Keputusan Xi Jinping untuk melancarkan pembersihan besar-besaran di militer terungkap.

Penangkapan Wakil Ketua Komisi Militer Pusat Partai Komunis Tiongkok, Zhang Youxia oleh Xi Jinping, menunjukkan keinginan pemimpin Tiongkok untuk mendapatkan kendali penuh atas angkatan bersenjata negara itu, menurut Duta Besar AS untuk Tiongkok David Perdue dalam sebuah wawancara dengan Bloomberg.
Diplomat itu mengatakan penuntutan terhadap seorang perwira tinggi merupakan “kabar yang mengejutkan.”
“Saya sungguh percaya bahwa Presiden Xi Jinping sedang berusaha melakukan itu. Di sisi lain, saya pikir dia ingin memastikan bahwa dia memiliki kendali penuh atas militernya,” kata Perdue.

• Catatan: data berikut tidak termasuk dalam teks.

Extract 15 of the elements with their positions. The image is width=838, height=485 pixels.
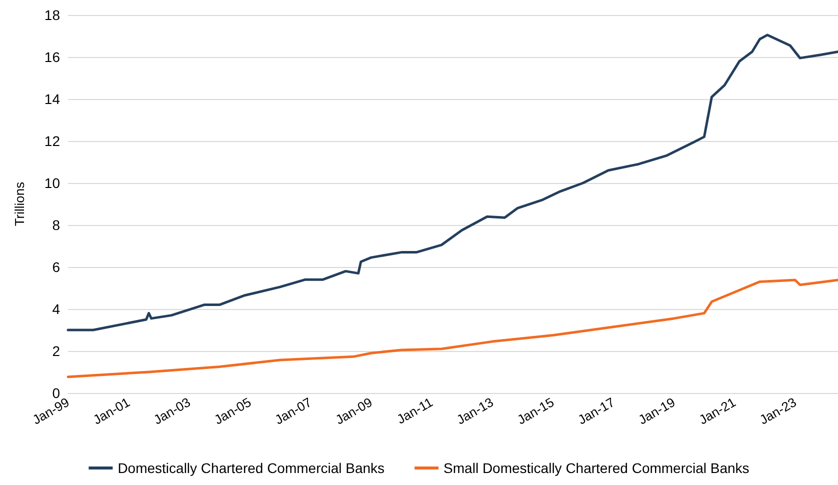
y-tick-label: 2	[52, 343, 60, 359]
y-tick-label: 6	[52, 259, 60, 275]
legend-label: Domestically Chartered Commercial Banks	[118, 460, 385, 476]
y-tick-label: 0	[52, 385, 60, 401]
line-series	[66, 278, 838, 378]
legend-label: Small Domestically Chartered Commercial Banks	[444, 460, 750, 476]
y-tick-label: 14	[44, 91, 60, 107]
y-tick-label: 18	[44, 7, 60, 23]
line-series	[66, 34, 838, 332]
y-tick-label: 4	[52, 301, 60, 317]
y-tick-label: 8	[52, 217, 60, 233]
y-tick-label: 12	[44, 133, 60, 149]
y-tick-label: 10	[44, 175, 60, 191]
y-tick-label: 16	[44, 49, 60, 65]
y-axis-title: Trillions	[12, 181, 27, 226]
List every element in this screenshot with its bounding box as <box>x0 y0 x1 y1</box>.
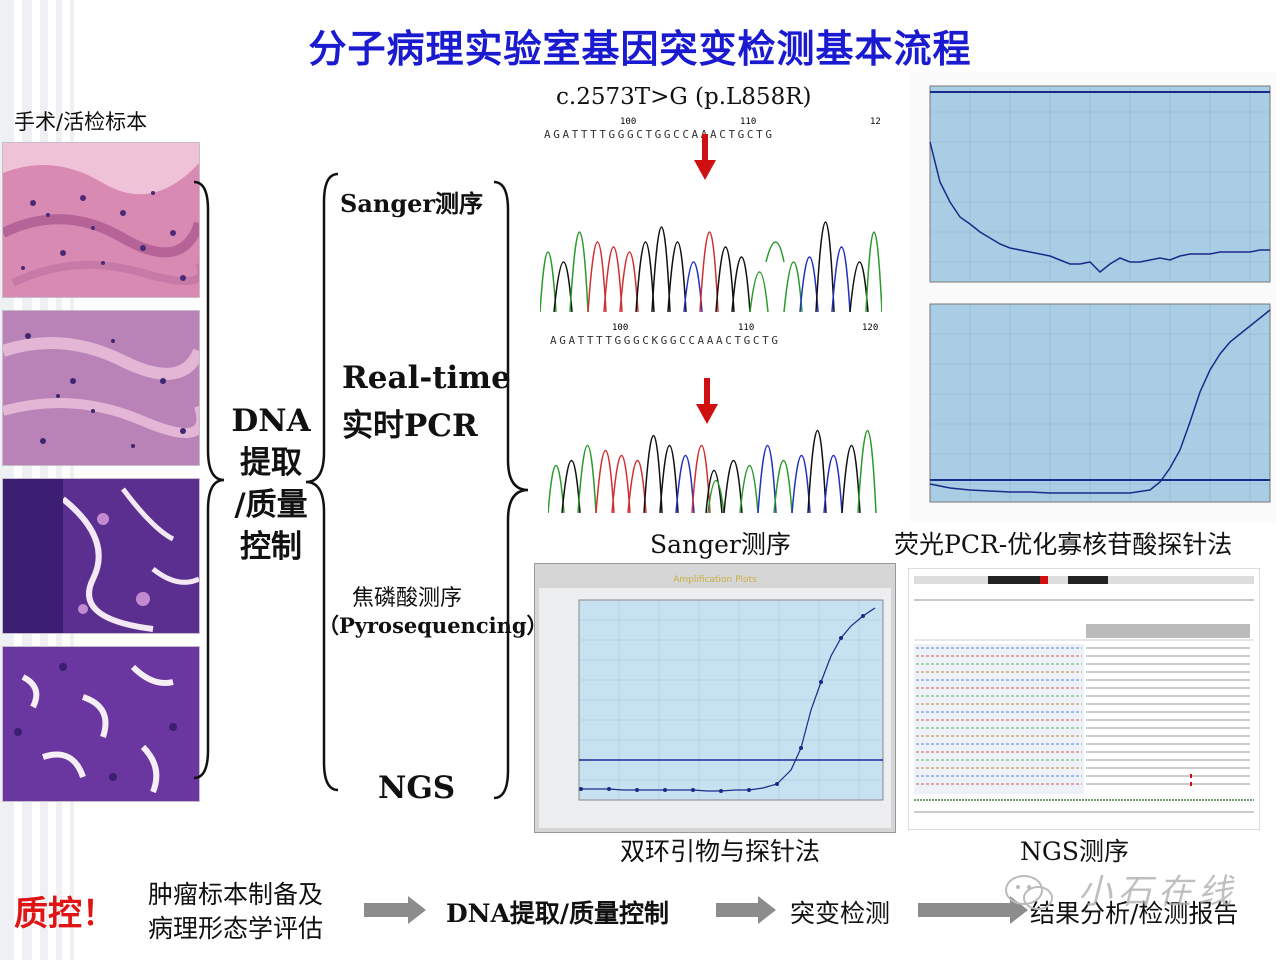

Zhang Yuxie sebelumnya dituduh memberikan data teknis tentang program senjata nuklir negara itu kepada Amerika Serikat. Jenderal tersebut saat ini sedang diselidiki atas penyalahgunaan kekuasaan. Secara spesifik, ia diduga menerima sejumlah besar uang sebagai imbalan atas promosi di dalam lembaga yang mengawasi penelitian, pengembangan, dan pengadaan peralatan militer.
Selama bertahun-tahun, pejabat tersebut dianggap sebagai orang kepercayaan dan tangan kanan Xi Jinping.